> On 22/10/2020, at 1:23 PM, Aisha Tammy <[email protected]> wrote:
>
> On 10/21/20 6:21 PM, François Bissey wrote:
>> Hi all,
>> So on and off removal of la files generated by libtool is discussed.
>> science packages have now a strong incentive to remove them everywhere
>> they can.
>> It all started when I was examining the output of ldd -r on libgiac.so
>> in the sage-on-gentoo overlay and I noticed that my selected openblas
>> wasn’t the one being picked up. Netlib’s blas and lapack was picked up
>> instead. There was still an instance of openblas via gsl.
>> I had to ask myself why that was. The ldso selection works by putting
>> a path to implementation library before /usr/lib{,64} in /etc/ld.so.conf.
>> That way when library are resolved at runtime your blas/lapack implementation
>> is chosen first.
>> This mechanism can be thrown off if the library/executable has any RUNPATH
>> set as those are resolved first. And there it was, in libgiac.so I had
>> RUNPATH=//usr/lib64/ [yes with a double / not a mistake].
>> I inspected giac’s code for a couple of days trying to see where it was
>> coming from.
>> In the end it wasn’t from anything in the code. The final clue was that
>> when linking, not only did I have -Wl,-rpath //usr/lib64 coming out of
>> nowhere libnauty was linked as /usr/lib64/libnauty.so instead of -lnauty.
> Indeed, you are correct, this is not something we want.
> We are actively working to remove these wherever we find them.
> Unfortunately we are very short on volunteers and helpers.
>
Yes, I should shoulder my bit in time. I have a whole backlog of stuff
for suitesparse. It is particularly annoying.
>> And indeed our new nauty ebuild, following debian’s lead, ship a library
>> and installs .la files. Removing those .la files resulted in libgiac.so
>> linking properly, the RUNPATH being removed and my choice of blas/lapack
>> being respected.
>> So what packages still ship .la files that would be of concern to us as they
>> interfere with blas/lapack?
>> * All the suitesparse ebuilds - that are not explicitly multibuild (messes
>> up glpk).
>> * All the coinor ebuilds - probably with the same exceptions for mutlibuild.

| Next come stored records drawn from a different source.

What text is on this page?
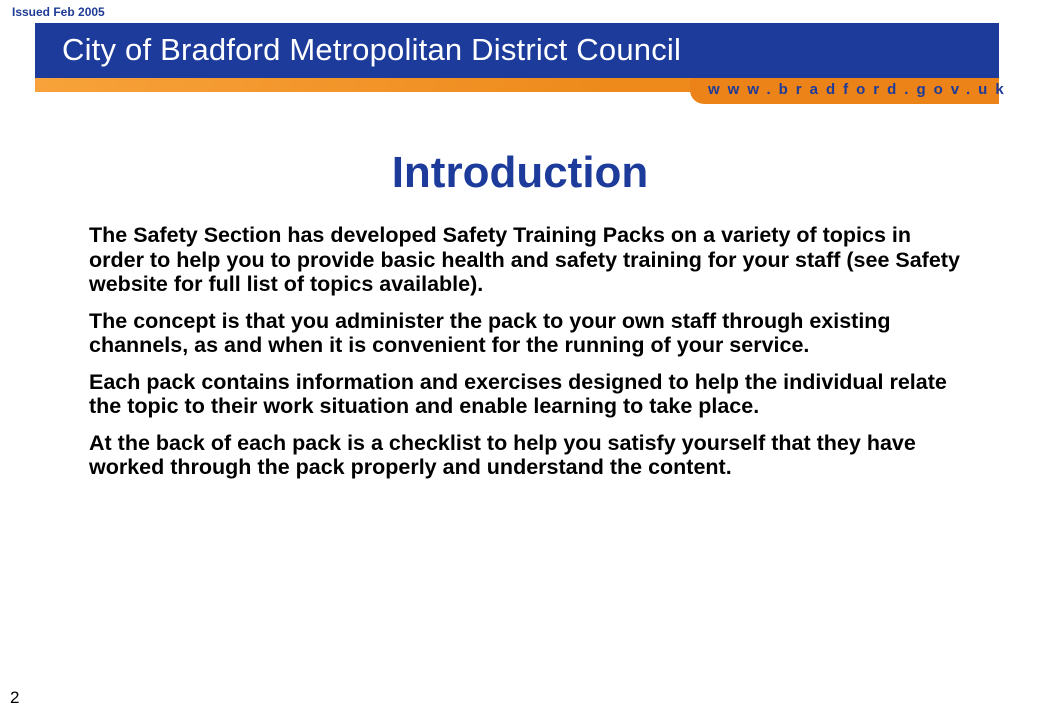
Issued Feb 2005
City of Bradford Metropolitan District Council
www.bradford.gov.uk
Introduction

The Safety Section has developed Safety Training Packs on a variety of topics in order to help you to provide basic health and safety training for your staff (see Safety website for full list of topics available).

The concept is that you administer the pack to your own staff through existing channels, as and when it is convenient for the running of your service.

Each pack contains information and exercises designed to help the individual relate the topic to their work situation and enable learning to take place.

At the back of each pack is a checklist to help you satisfy yourself that they have worked through the pack properly and understand the content.

2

>> * dev-libs/igraph (0.7.1-r2 at least, concerning as it links to blas/lapack)
>
> I am maintaining igraph, the new versions don't install .la files, they use
> proper pkg-config .pc files.
>
>> * libsemigroup [sage-on-gentoo]
>> * gap [sage-on-gentoo]
> This package is messed up.
> I am currently trying to upgrade this one for the ::science overlay
> but the outlook is bleak. I might just tell people to use the package
> in ::sage-on-gentoo, though currently my ebuild does manually remove
> the .la files.
> Theres just too many subpackages...
>
Possible good news, latest gap has a package manager, we may be able to
do something similar to R with it. Although there are causing me grief
because they don’t follow the now standard flow of gap package having
a GitHub repo. And when they do they sometime lack proper release.
>> * sci-libs/iml (concerning since it links to cblas)
>> * sys-cluster/mpich
> I am doubtful this package has any problems, the cluster team ebuilds are good
> and there are active people in the project.
>
Combining MPI and blas/lapack or say scalapeck is common. mopish install
a .la file and I am concerned. I haven’t checked openmpi which is libtool
heavy.
>> * dev-libs/libltdl
>> There are more installed here that look less dangerous but we never know,
>> we should pursue elimination across the tree.
>> Anything using libtool to build and depending on any of these, will inherit
>> //usr/lib{,64}/ as a RUNPATH.
>> François
>
> Thanks a lot for the information, unfortunately this is cumbersome work and
> ultimately we are very short on people.
> If you could open bugs on bugs.gentoo.org that would be helpful to keep
> track of these. Emails tend to be forgotten.
My time is unfortunately in rather short supply too. But I’ll do my best.
>
> If you are interested, sending patches to fix this in a PR would be the best
> solution and we would really appreciate the help :)
>
> In any case, there is little we can do in a short amount of time, this is in
> for the long haul.
I updated the sage-on-gentoo repo where it made sense but yes this is time
consuming.
I wanted to raise awareness to that particular issue.